Real-Barcellona, è guerra aperta: scattano reciproche denunce

Barcellona, Real Madrid – Era il terzo “clasìco” nel giro di pochi giorni l’andata della semifinale di Champions League. Partita stregata per i bianchi di Spagna che non riuscivano a trovare il bandolo della matassa, mentre il Barça giostrava palla con irrisoria facilità. Poi un intervento a gamba tesa di Pepe, cartellino rosso. Proteste vibranti anche dalla panchina del Real, rosso anche per Mourinho. Un doppio Messi liquidava le residue speranze dei blancos di mantenere lo 0-0 in dieci uomini. Fine partita, conferenza di Mourinho, parole di fuoco. Parte la denuncia del Barcellona, ecco gli ultimi sviluppi.
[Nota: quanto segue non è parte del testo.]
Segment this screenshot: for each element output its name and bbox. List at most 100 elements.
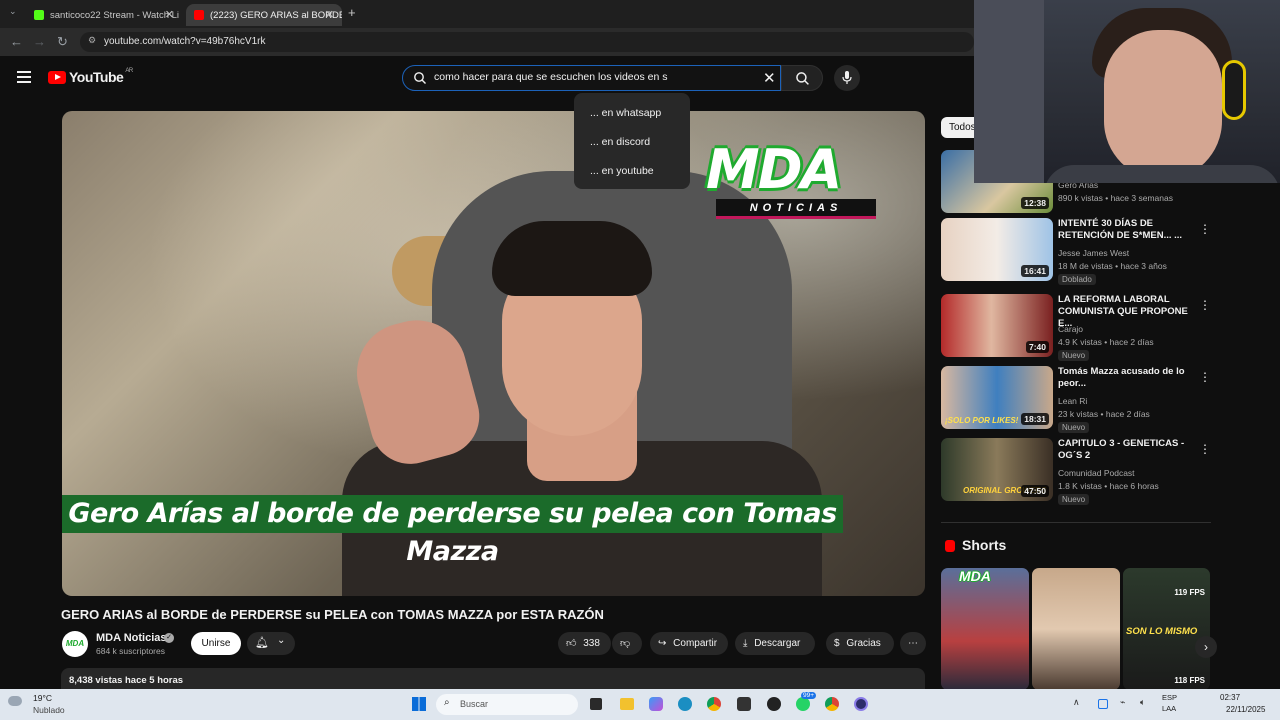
streamer-face (1104, 30, 1222, 180)
more-options-icon[interactable]: ⋮ (1199, 442, 1211, 456)
recommendation-item[interactable]: 7:40 LA REFORMA LABORAL COMUNISTA QUE PR… (941, 294, 1211, 361)
more-icon: ⋯ (908, 638, 918, 649)
recommendation-badge: Doblado (1058, 274, 1096, 285)
kick-favicon-icon (34, 10, 44, 20)
search-box[interactable]: ✕ (402, 65, 781, 91)
more-actions-button[interactable]: ⋯ (900, 632, 926, 655)
notification-count-badge: 99+ (801, 692, 817, 699)
taskbar-search-placeholder: Buscar (460, 699, 489, 709)
video-title: GERO ARIAS al BORDE de PERDERSE su PELEA… (61, 607, 604, 622)
voice-search-button[interactable] (834, 65, 860, 91)
share-button[interactable]: ↪ Compartir (650, 632, 728, 655)
chrome-profile-icon[interactable] (825, 697, 839, 711)
chrome-icon[interactable] (707, 697, 721, 711)
clear-search-icon[interactable]: ✕ (763, 69, 776, 87)
copilot-icon[interactable] (649, 697, 663, 711)
recommendation-channel: Carajo (1058, 324, 1084, 334)
verified-icon: ✓ (164, 633, 174, 643)
edge-icon[interactable] (678, 697, 692, 711)
clock-time[interactable]: 02:37 (1220, 693, 1240, 702)
channel-name[interactable]: MDA Noticias (96, 632, 167, 644)
task-view-icon[interactable] (590, 698, 602, 710)
bluetooth-icon[interactable]: ⌁ (1120, 697, 1125, 708)
short-item[interactable]: 119 FPS SON LO MISMO 118 FPS (1123, 568, 1210, 690)
close-tab-icon[interactable]: ✕ (325, 8, 334, 21)
clock-date: 22/11/2025 (1226, 705, 1266, 714)
thumbs-up-icon: 👍︎ (566, 638, 577, 649)
new-tab-button[interactable]: + (348, 5, 356, 20)
thanks-icon: $ (834, 638, 840, 649)
language-indicator[interactable]: ESP (1162, 693, 1177, 702)
thumbnail-text: ¡SOLO POR LIKES! (945, 416, 1019, 425)
recommendation-item[interactable]: ORIGINAL GROWERS 47:50 CAPITULO 3 - GENE… (941, 438, 1211, 505)
mda-noticias-logo: MDA NOTICIAS (706, 141, 882, 225)
thanks-button[interactable]: $ Gracias (826, 632, 894, 655)
recommendation-badge: Nuevo (1058, 494, 1090, 505)
recommendation-item[interactable]: 16:41 INTENTÉ 30 DÍAS DE RETENCIÓN DE S*… (941, 218, 1211, 285)
reload-icon[interactable]: ↻ (57, 34, 68, 50)
url-text: youtube.com/watch?v=49b76hcV1rk (104, 36, 266, 47)
close-tab-icon[interactable]: ✕ (165, 8, 174, 21)
channel-avatar[interactable]: MDA (62, 631, 88, 657)
short-item[interactable]: MDA (941, 568, 1029, 690)
short-overlay-text: 118 FPS (1174, 676, 1205, 685)
more-options-icon[interactable]: ⋮ (1199, 298, 1211, 312)
chevron-down-icon: ⌄ (277, 635, 286, 646)
suggestion-item[interactable]: ... en whatsapp (574, 99, 690, 128)
recommendation-channel: Jesse James West (1058, 248, 1130, 258)
download-button[interactable]: ⤓ Descargar (735, 632, 815, 655)
address-bar[interactable]: ⚙ youtube.com/watch?v=49b76hcV1rk (80, 32, 974, 52)
sidebar-divider (941, 522, 1211, 523)
logo-text: YouTube (69, 69, 124, 85)
forward-icon[interactable]: → (33, 34, 46, 49)
whatsapp-icon[interactable] (796, 697, 810, 711)
short-overlay-text: 119 FPS (1174, 588, 1205, 597)
tab-youtube-video[interactable]: (2223) GERO ARIAS al BORDE d ✕ (186, 4, 342, 26)
recommendation-channel: Comunidad Podcast (1058, 468, 1135, 478)
volume-icon[interactable]: 🔈︎ (1140, 697, 1145, 708)
youtube-logo[interactable]: YouTube AR (48, 68, 133, 85)
search-input[interactable] (434, 71, 754, 83)
weather-icon (8, 696, 22, 706)
video-player[interactable]: MDA NOTICIAS Gero Arías al borde de perd… (62, 111, 925, 596)
streamer-shirt (1044, 165, 1280, 183)
obs-icon[interactable] (767, 697, 781, 711)
join-button[interactable]: Unirse (191, 632, 241, 655)
dislike-button[interactable]: 👎︎ (612, 632, 642, 655)
windows-start-icon[interactable] (412, 697, 426, 711)
network-icon[interactable] (1098, 699, 1108, 709)
suggestion-item[interactable]: ... en discord (574, 128, 690, 157)
tab-list-chevron-icon[interactable]: ⌄ (9, 6, 17, 17)
recommendation-item[interactable]: ¡SOLO POR LIKES! 18:31 Tomás Mazza acusa… (941, 366, 1211, 433)
store-icon[interactable] (737, 697, 751, 711)
notifications-button[interactable]: 🔔︎ ⌄ (247, 632, 295, 655)
more-options-icon[interactable]: ⋮ (1199, 370, 1211, 384)
youtube-header: YouTube AR ✕ (0, 56, 974, 100)
tab-santicoco-stream[interactable]: santicoco22 Stream - Watch Li ✕ (26, 4, 182, 26)
subscriber-count: 684 k suscriptores (96, 646, 165, 656)
weather-temp[interactable]: 19°C (33, 693, 52, 703)
recommendation-badge: Nuevo (1058, 422, 1090, 433)
short-item[interactable] (1032, 568, 1120, 690)
youtube-play-icon (48, 70, 66, 84)
search-button[interactable] (781, 65, 823, 91)
recommendation-thumbnail: 16:41 (941, 218, 1053, 281)
recommendation-thumbnail: 7:40 (941, 294, 1053, 357)
hamburger-menu-icon[interactable] (17, 71, 31, 83)
file-explorer-icon[interactable] (620, 698, 634, 710)
site-info-icon[interactable]: ⚙ (88, 35, 96, 46)
app-icon[interactable] (854, 697, 868, 711)
tray-chevron-icon[interactable]: ∧ (1073, 697, 1080, 708)
short-overlay-text: SON LO MISMO (1126, 626, 1198, 637)
person-hair (492, 221, 652, 296)
back-icon[interactable]: ← (10, 34, 23, 49)
taskbar-search[interactable]: ⌕ Buscar (436, 694, 578, 715)
suggestion-item[interactable]: ... en youtube (574, 157, 690, 186)
shorts-next-button[interactable]: › (1195, 636, 1217, 658)
headphones-shape (1222, 60, 1246, 120)
weather-desc: Nublado (33, 705, 65, 715)
short-overlay-text: MDA (959, 568, 991, 584)
duration-badge: 7:40 (1025, 341, 1049, 353)
like-button[interactable]: 👍︎ 338 (558, 632, 611, 655)
more-options-icon[interactable]: ⋮ (1199, 222, 1211, 236)
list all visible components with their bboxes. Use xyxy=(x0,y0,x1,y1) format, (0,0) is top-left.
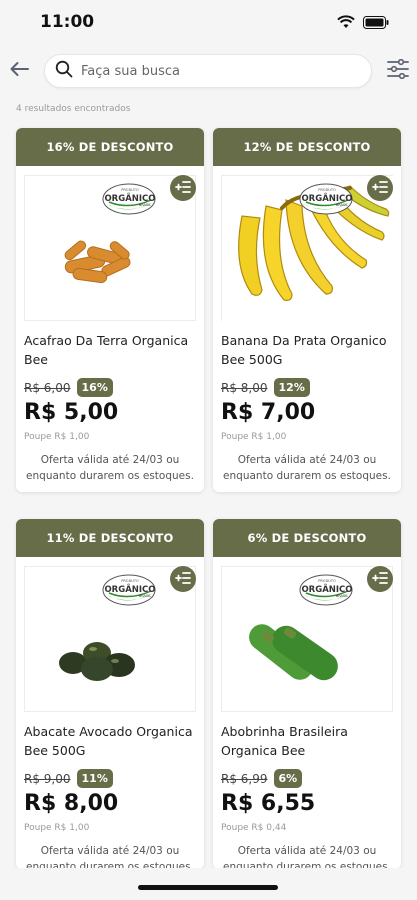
filter-button[interactable] xyxy=(386,58,410,84)
seal-top-text: PRODUTO xyxy=(318,188,336,192)
product-card[interactable]: 12% DE DESCONTO ORGÂNICO PRODUTO BRASIL xyxy=(213,128,401,492)
product-name[interactable]: Banana Da Prata Organico Bee 500G xyxy=(221,331,397,369)
price-row: R$ 8,00 12% xyxy=(221,378,310,397)
discount-header: 11% DE DESCONTO xyxy=(16,519,204,557)
savings-text: Poupe R$ 0,44 xyxy=(221,823,287,833)
organic-seal-icon: ORGÂNICO PRODUTO BRASIL xyxy=(299,183,353,215)
home-indicator[interactable] xyxy=(138,885,278,890)
filter-sliders-icon xyxy=(387,58,409,83)
discount-badge: 12% xyxy=(273,378,310,397)
product-card[interactable]: 16% DE DESCONTO ORGÂNICO PRODUTO BRASIL … xyxy=(16,128,204,492)
add-to-list-icon xyxy=(372,179,388,198)
current-price: R$ 5,00 xyxy=(24,400,119,425)
product-name[interactable]: Acafrao Da Terra Organica Bee xyxy=(24,331,200,369)
discount-header: 16% DE DESCONTO xyxy=(16,128,204,166)
old-price: R$ 8,00 xyxy=(221,380,268,395)
search-icon xyxy=(55,60,73,82)
current-price: R$ 8,00 xyxy=(24,791,119,816)
discount-badge: 11% xyxy=(76,769,113,788)
discount-header: 12% DE DESCONTO xyxy=(213,128,401,166)
old-price: R$ 9,00 xyxy=(24,771,71,786)
product-card[interactable]: 11% DE DESCONTO ORGÂNICO PRODUTO BRASIL … xyxy=(16,519,204,869)
offer-text: Oferta válida até 24/03 ou enquanto dura… xyxy=(26,454,194,482)
offer-text: Oferta válida até 24/03 ou enquanto dura… xyxy=(26,845,194,869)
add-to-list-button[interactable] xyxy=(170,566,196,592)
organic-seal-icon: ORGÂNICO PRODUTO BRASIL xyxy=(299,574,353,606)
add-to-list-button[interactable] xyxy=(170,175,196,201)
old-price: R$ 6,00 xyxy=(24,380,71,395)
product-image[interactable]: ORGÂNICO PRODUTO BRASIL xyxy=(221,175,394,322)
status-icons xyxy=(337,14,389,33)
old-price: R$ 6,99 xyxy=(221,771,268,786)
offer-text: Oferta válida até 24/03 ou enquanto dura… xyxy=(223,845,391,869)
add-to-list-button[interactable] xyxy=(367,566,393,592)
battery-icon xyxy=(363,14,389,33)
savings-text: Poupe R$ 1,00 xyxy=(24,432,90,442)
organic-seal-icon: ORGÂNICO PRODUTO BRASIL xyxy=(102,574,156,606)
add-to-list-icon xyxy=(175,570,191,589)
search-input[interactable] xyxy=(81,63,351,79)
seal-top-text: PRODUTO xyxy=(121,188,139,192)
top-bar xyxy=(0,50,417,94)
add-to-list-button[interactable] xyxy=(367,175,393,201)
bottom-area xyxy=(0,868,417,900)
seal-sub-text: BRASIL xyxy=(336,594,348,598)
product-card[interactable]: 6% DE DESCONTO ORGÂNICO PRODUTO BRASIL A… xyxy=(213,519,401,869)
product-image[interactable]: ORGÂNICO PRODUTO BRASIL xyxy=(24,175,196,321)
add-to-list-icon xyxy=(372,570,388,589)
discount-badge: 6% xyxy=(273,769,303,788)
price-row: R$ 6,99 6% xyxy=(221,769,303,788)
seal-sub-text: BRASIL xyxy=(336,203,348,207)
organic-seal-icon: ORGÂNICO PRODUTO BRASIL xyxy=(102,183,156,215)
seal-top-text: PRODUTO xyxy=(121,579,139,583)
status-time: 11:00 xyxy=(40,12,95,32)
results-count: 4 resultados encontrados xyxy=(16,104,131,114)
price-row: R$ 6,00 16% xyxy=(24,378,113,397)
current-price: R$ 6,55 xyxy=(221,791,316,816)
product-name[interactable]: Abobrinha Brasileira Organica Bee xyxy=(221,722,397,760)
search-bar[interactable] xyxy=(44,54,372,88)
product-image[interactable]: ORGÂNICO PRODUTO BRASIL xyxy=(24,566,196,712)
back-button[interactable] xyxy=(8,58,30,84)
wifi-icon xyxy=(337,14,355,33)
seal-sub-text: BRASIL xyxy=(139,594,151,598)
status-bar: 11:00 xyxy=(0,0,417,46)
savings-text: Poupe R$ 1,00 xyxy=(221,432,287,442)
discount-header: 6% DE DESCONTO xyxy=(213,519,401,557)
product-name[interactable]: Abacate Avocado Organica Bee 500G xyxy=(24,722,200,760)
add-to-list-icon xyxy=(175,179,191,198)
product-image[interactable]: ORGÂNICO PRODUTO BRASIL xyxy=(221,566,393,712)
seal-sub-text: BRASIL xyxy=(139,203,151,207)
savings-text: Poupe R$ 1,00 xyxy=(24,823,90,833)
seal-top-text: PRODUTO xyxy=(318,579,336,583)
discount-badge: 16% xyxy=(76,378,113,397)
current-price: R$ 7,00 xyxy=(221,400,316,425)
offer-text: Oferta válida até 24/03 ou enquanto dura… xyxy=(223,454,391,482)
price-row: R$ 9,00 11% xyxy=(24,769,113,788)
back-arrow-icon xyxy=(9,61,29,81)
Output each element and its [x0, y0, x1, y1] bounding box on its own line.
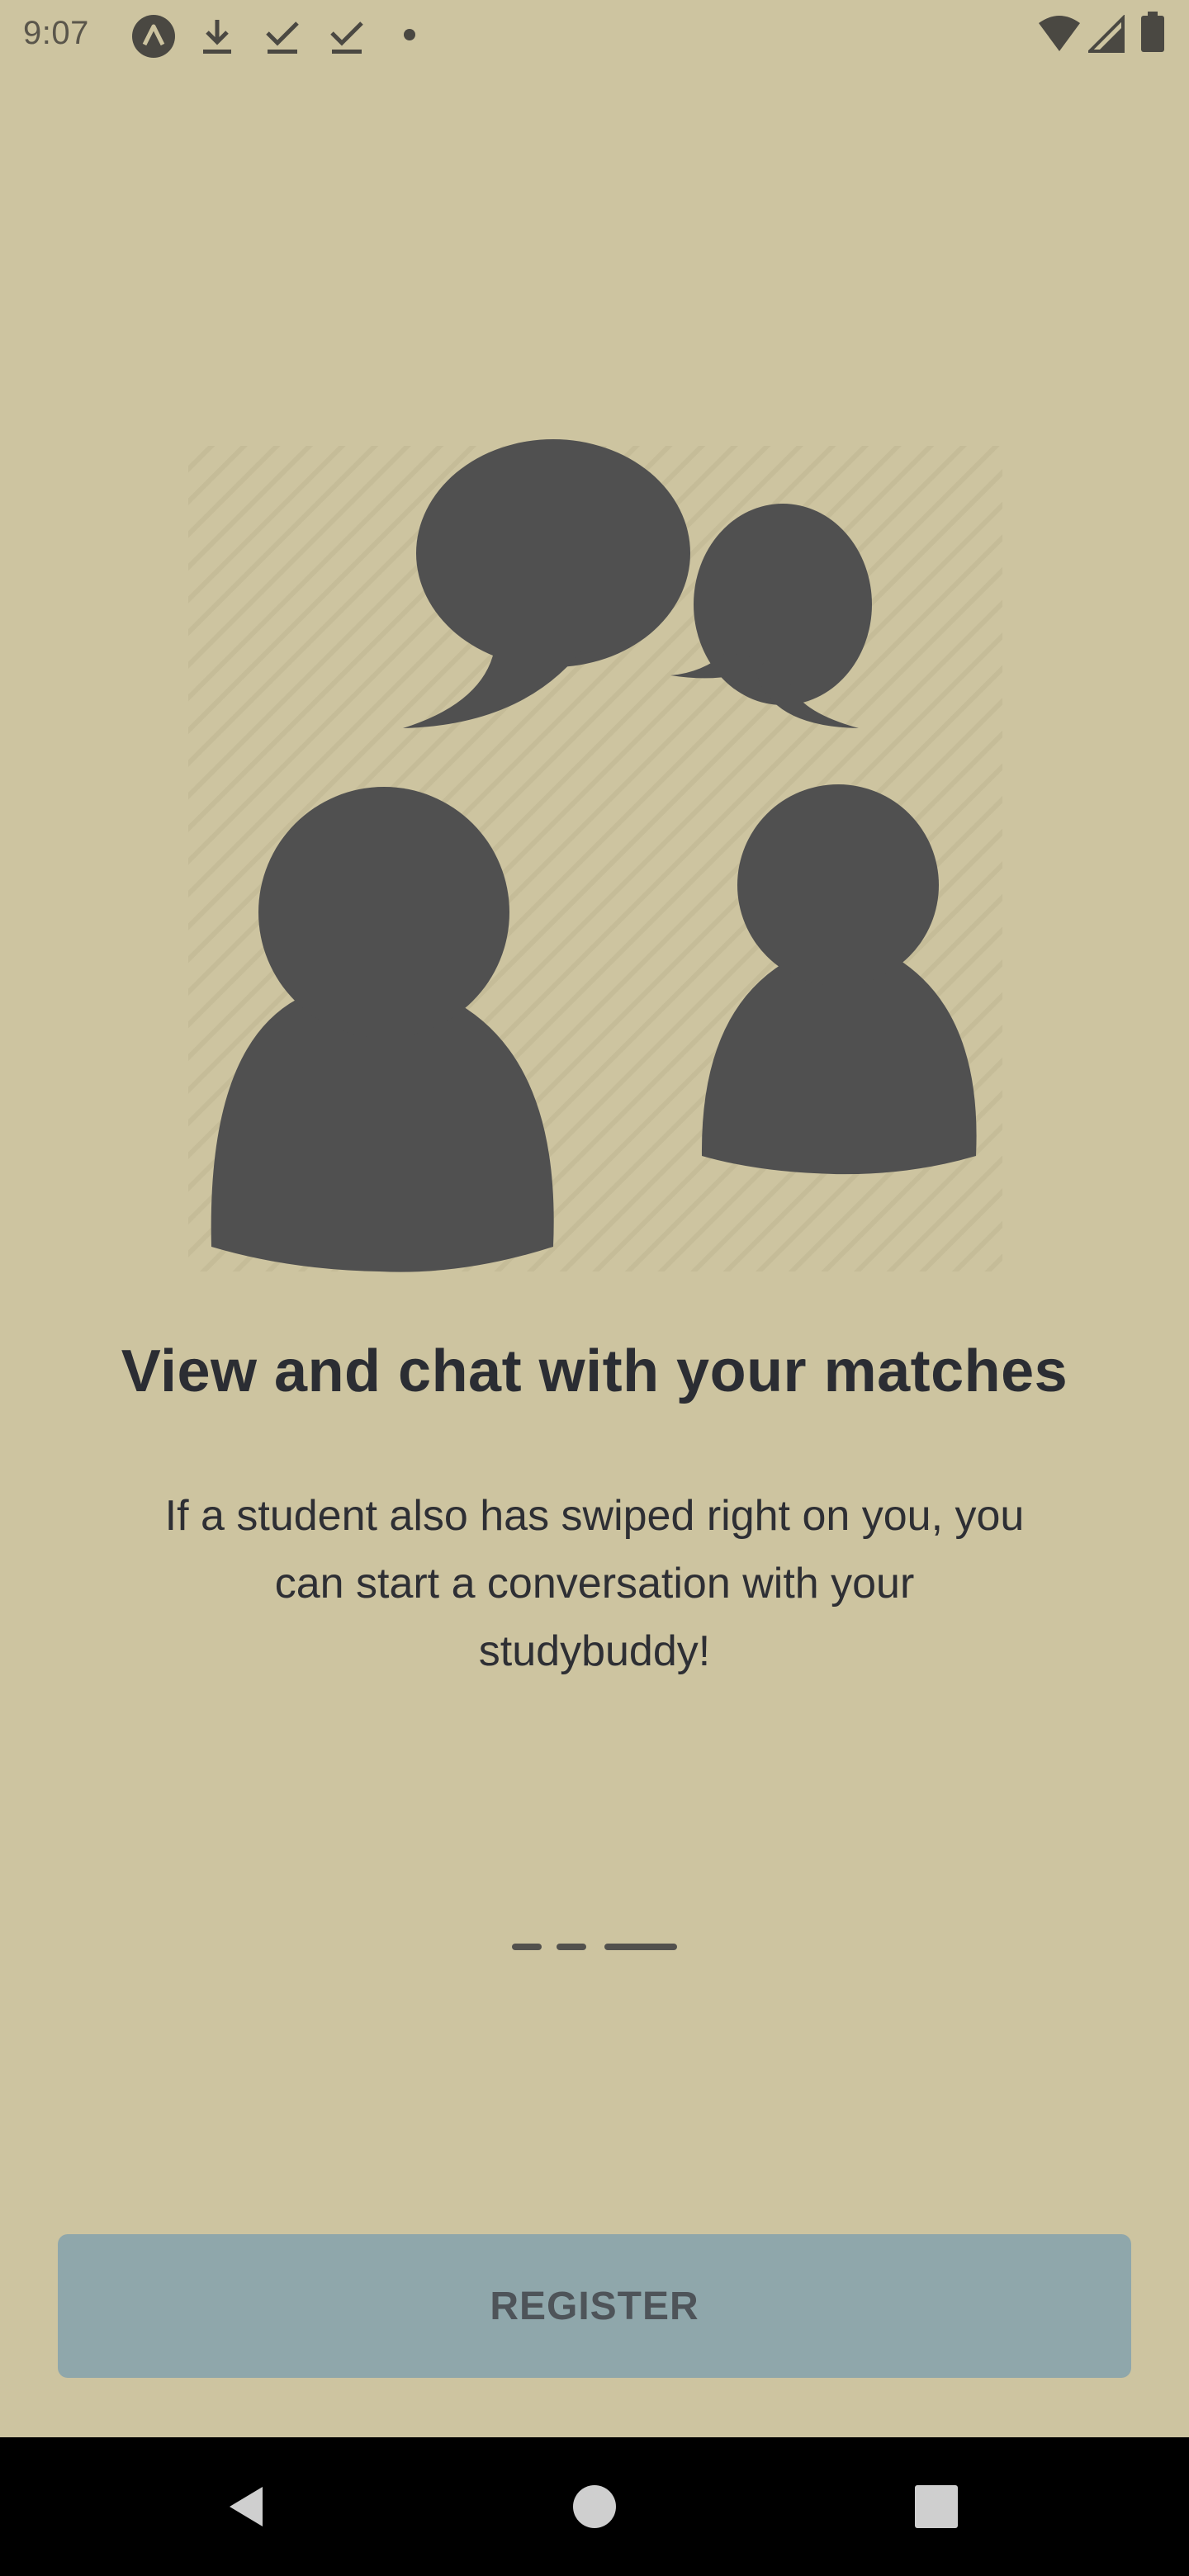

“Porquè?” – La stizza di Mourinho in conferenza stampa era irrefrenabile, il tecnico si poneva una serie di domande, una serie di “perchè” per provare a spiegarsi quale motivo abbia spinto il direttore di gara a mostrare il rosso diretto a Pepe. E soprattutto per chiedere ai giornalisti per quale motivo il Barcellona abbia tanto potere nell’Uefa. Tali parole infamanti, pronunciate improvvidamente a caldo hanno dato molto fastidio alla dirigenza blaugrana, che ha immediatamente sporto denuncia all’Uefa. A quanto sembra l’Uefa stessa sta per comminare una maxi squalifica ai danni dell’allenatore portoghese. E’ stata aperta un’inchiesta per le insinuazioni di Mourinho che, quasi fuori dalla Champions (difficilissimo ribaltare il 2-0 subito nel ritorno al Camp Nou), con ogni probabilità sarà squalificato anche per l’inizio della prossima.

Risposta Real – Secondo quanto si apprende da un comunicato Ansa, il Real Madrid avrebbe espresso pieno sostegno al proprio allenatore. Il club merengue ha annunciato di voler denunciare all’Uefa i catalani per “condotta antisportiva reiterata”. Il Real ritiene che i giocatori blaugrana abbiano simulato di aver subito falli per indurre all’errore l’arbitro, cosa che ha portato all’ingiusta espulsione di Pepe. Probabilmente il rosso esposto al difensore del Real è stato esagerato, ma non è stata certo un’ingiustizia di immani proporzioni. Mourinho ha colto l’occasione per fomentare una guerra e l’ha avuta: mai la rivalità tra le due grandi di Spagna ha raggiunto toni così accesi.